Nikola Tesla didn't believe in relativity. More historical context here. He made the following argument against general relativity in a 1931 interview with Hugo Gernsback:
Tesla contradicts a part of the relativity theory emphatically, holding that mass is unalterable; otherwise, energy could be produced from nothing, since the kinetic energy acquired in the fall of a body would be greater than that necessary to lift it at a small velocity.
Filling in some of the steps in the logic, it seems that he is assuming that the passive gravitational mass equals the relativistic mass, and therefore the force of the earth's gravity during the fall would be greater than the force during the slow lifting. That means the work around a closed path would be nonzero.
Is there a simple explanation for this? It's easy to pick holes in the argument, since GR doesn't describe gravity as a force, and gravitational interactions depend on the stress-energy tensor, not the mass-energy. But that doesn't feel like a complete resolution of the issue to me.
The relation $W=\int F dx$ is exact in special relativity if $F$ is the three-force, since $dE/dx=(dE/dp)(dp/dt)(dt/dx)$, and $dE/dp=p/E$. However, this seems ambiguous in the context of GR, since, e.g., the tension in a hanging piece of rope is subject to a correction equal to the gravitational redshift factor evaluated between the ends.

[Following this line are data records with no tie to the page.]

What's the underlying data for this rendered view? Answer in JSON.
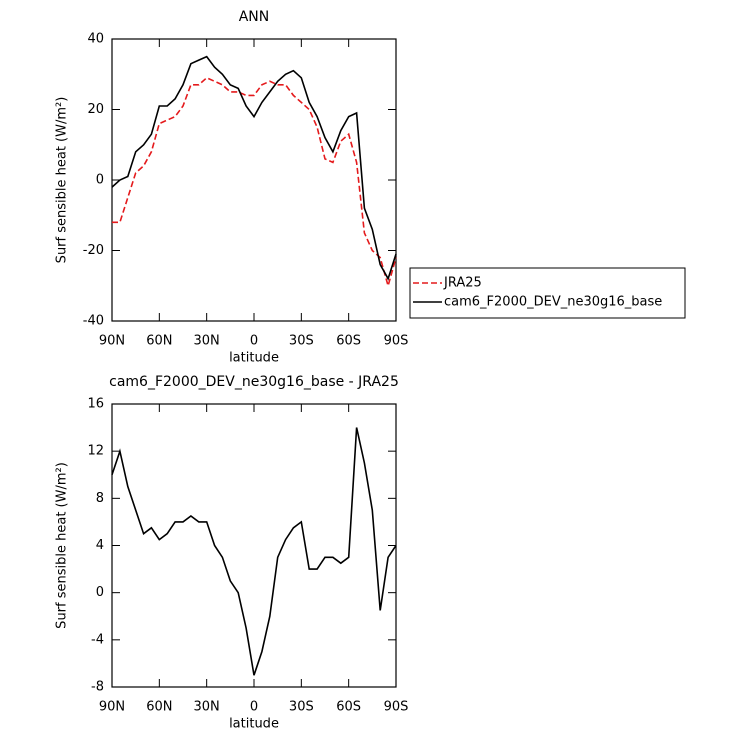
{
  "chart_data": [
    {
      "type": "line",
      "title": "ANN",
      "xlabel": "latitude",
      "ylabel": "Surf sensible heat (W/m²)",
      "x": [
        90,
        85,
        80,
        75,
        70,
        65,
        60,
        55,
        50,
        45,
        40,
        35,
        30,
        25,
        20,
        15,
        10,
        5,
        0,
        -5,
        -10,
        -15,
        -20,
        -25,
        -30,
        -35,
        -40,
        -45,
        -50,
        -55,
        -60,
        -65,
        -70,
        -75,
        -80,
        -85,
        -90
      ],
      "xlim": [
        90,
        -90
      ],
      "xticks": [
        {
          "value": 90,
          "label": "90N"
        },
        {
          "value": 60,
          "label": "60N"
        },
        {
          "value": 30,
          "label": "30N"
        },
        0,
        {
          "value": -30,
          "label": "30S"
        },
        {
          "value": -60,
          "label": "60S"
        },
        {
          "value": -90,
          "label": "90S"
        }
      ],
      "ylim": [
        -40,
        40
      ],
      "yticks": [
        -40,
        -20,
        0,
        20,
        40
      ],
      "legend": "right",
      "series": [
        {
          "name": "JRA25",
          "color": "#e41a1c",
          "dashed": true,
          "values": [
            -12,
            -12,
            -5,
            2,
            4,
            8,
            16,
            17,
            18,
            21,
            27,
            27,
            29,
            28,
            27,
            25,
            25,
            24,
            24,
            27,
            28,
            27,
            27,
            24,
            22,
            20,
            15,
            6,
            5,
            11,
            13,
            5,
            -15,
            -20,
            -22,
            -30,
            -22
          ]
        },
        {
          "name": "cam6_F2000_DEV_ne30g16_base",
          "color": "#000000",
          "dashed": false,
          "values": [
            -2,
            0,
            1,
            8,
            10,
            13,
            21,
            21,
            23,
            27,
            33,
            34,
            35,
            32,
            30,
            27,
            26,
            21,
            18,
            22,
            25,
            28,
            30,
            31,
            29,
            22,
            18,
            12,
            8,
            14,
            18,
            19,
            -8,
            -14,
            -24,
            -28,
            -21
          ]
        }
      ]
    },
    {
      "type": "line",
      "title": "cam6_F2000_DEV_ne30g16_base - JRA25",
      "xlabel": "latitude",
      "ylabel": "Surf sensible heat (W/m²)",
      "x": [
        90,
        85,
        80,
        75,
        70,
        65,
        60,
        55,
        50,
        45,
        40,
        35,
        30,
        25,
        20,
        15,
        10,
        5,
        0,
        -5,
        -10,
        -15,
        -20,
        -25,
        -30,
        -35,
        -40,
        -45,
        -50,
        -55,
        -60,
        -65,
        -70,
        -75,
        -80,
        -85,
        -90
      ],
      "xlim": [
        90,
        -90
      ],
      "xticks": [
        {
          "value": 90,
          "label": "90N"
        },
        {
          "value": 60,
          "label": "60N"
        },
        {
          "value": 30,
          "label": "30N"
        },
        0,
        {
          "value": -30,
          "label": "30S"
        },
        {
          "value": -60,
          "label": "60S"
        },
        {
          "value": -90,
          "label": "90S"
        }
      ],
      "ylim": [
        -8,
        16
      ],
      "yticks": [
        -8,
        -4,
        0,
        4,
        8,
        12,
        16
      ],
      "series": [
        {
          "color": "#000000",
          "dashed": false,
          "values": [
            10,
            12,
            9,
            7,
            5,
            5.5,
            4.5,
            5,
            6,
            6,
            6.5,
            6,
            6,
            4,
            3,
            1,
            0,
            -3,
            -7,
            -5,
            -2,
            3,
            4.5,
            5.5,
            6,
            2,
            2,
            3,
            3,
            2.5,
            3,
            14,
            11,
            7,
            -1.5,
            3,
            4
          ]
        }
      ]
    }
  ]
}
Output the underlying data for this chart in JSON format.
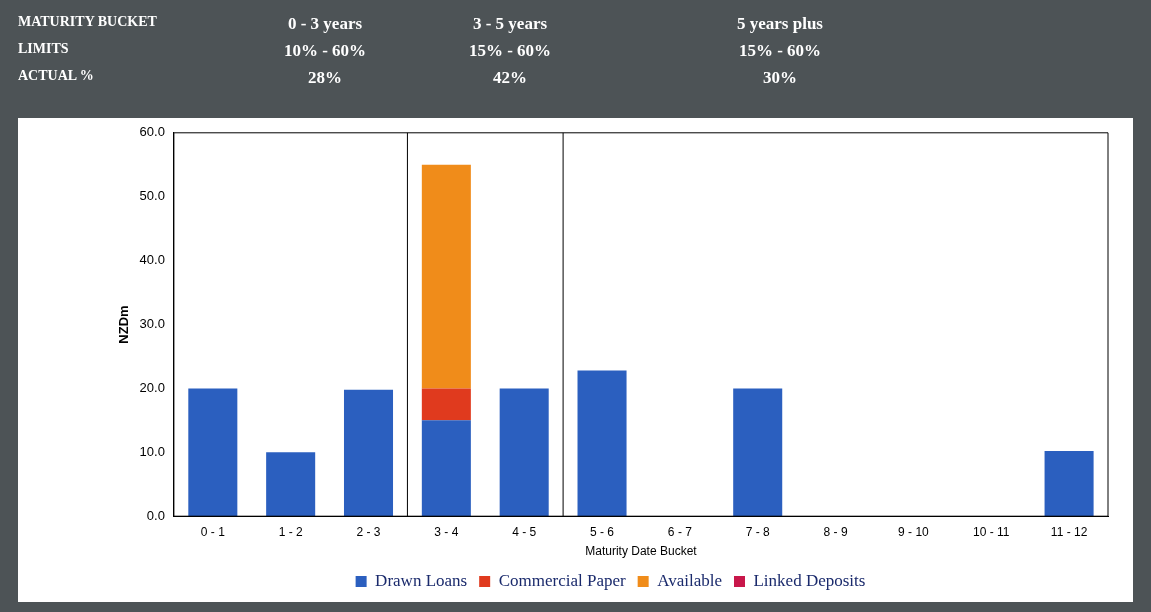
{
  "chart_data": {
    "type": "bar",
    "stacked": true,
    "xlabel": "Maturity Date Bucket",
    "ylabel": "NZDm",
    "categories": [
      "0 - 1",
      "1 - 2",
      "2 - 3",
      "3 - 4",
      "4 - 5",
      "5 - 6",
      "6 - 7",
      "7 - 8",
      "8 - 9",
      "9 - 10",
      "10 - 11",
      "11 - 12"
    ],
    "series": [
      {
        "name": "Drawn Loans",
        "color": "#2b5fbf",
        "values": [
          20.0,
          10.0,
          19.8,
          15.0,
          20.0,
          22.8,
          0,
          20.0,
          0,
          0,
          0,
          10.2
        ]
      },
      {
        "name": "Commercial Paper",
        "color": "#e03a1e",
        "values": [
          0,
          0,
          0,
          5.0,
          0,
          0,
          0,
          0,
          0,
          0,
          0,
          0
        ]
      },
      {
        "name": "Available",
        "color": "#f08c1a",
        "values": [
          0,
          0,
          0,
          35.0,
          0,
          0,
          0,
          0,
          0,
          0,
          0,
          0
        ]
      },
      {
        "name": "Linked Deposits",
        "color": "#c8174a",
        "values": [
          0,
          0,
          0,
          0,
          0,
          0,
          0,
          0,
          0,
          0,
          0,
          0
        ]
      }
    ],
    "ylim": [
      0,
      60
    ],
    "yticks": [
      {
        "value": 0,
        "label": "0.0"
      },
      {
        "value": 10,
        "label": "10.0"
      },
      {
        "value": 20,
        "label": "20.0"
      },
      {
        "value": 30,
        "label": "30.0"
      },
      {
        "value": 40,
        "label": "40.0"
      },
      {
        "value": 50,
        "label": "50.0"
      },
      {
        "value": 60,
        "label": "60.0"
      }
    ],
    "grid": false,
    "legend": "bottom",
    "annotations": [
      "MATURITY BUCKET",
      "0 - 3 years",
      "3 - 5 years",
      "5 years plus",
      "LIMITS",
      "10% - 60%",
      "15% - 60%",
      "15% - 60%",
      "ACTUAL %",
      "28%",
      "42%",
      "30%"
    ]
  }
}
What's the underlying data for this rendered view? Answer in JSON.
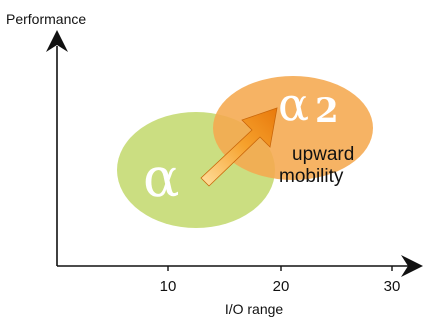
{
  "diagram": {
    "y_axis_label": "Performance",
    "x_axis_label": "I/O range",
    "x_ticks": [
      "10",
      "20",
      "30"
    ],
    "ellipse_1": {
      "label": "α",
      "color": "#c8dc7a"
    },
    "ellipse_2": {
      "label_main": "α",
      "label_sub": "2",
      "color": "#f5a94e"
    },
    "arrow_color": "#f08a12",
    "note_lines": [
      "upward",
      "mobility"
    ]
  }
}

A possible way to get at this would be to imagine a slightly different scenario that may be simpler to reason about. We shoot a test particle straight down into a planet's gravity well with relativistic energy $E_1$. At the bottom, we reduce its speed to exactly escape velocity, extracting energy $E_2$ from it, and then reflect it back up, so that it rises back up with zero total energy. Then Tesla's argument would seem to be that $E_2>E_1$, which seems unlikely since we have a conserved energy for the geodesic motion of a test particle in this field.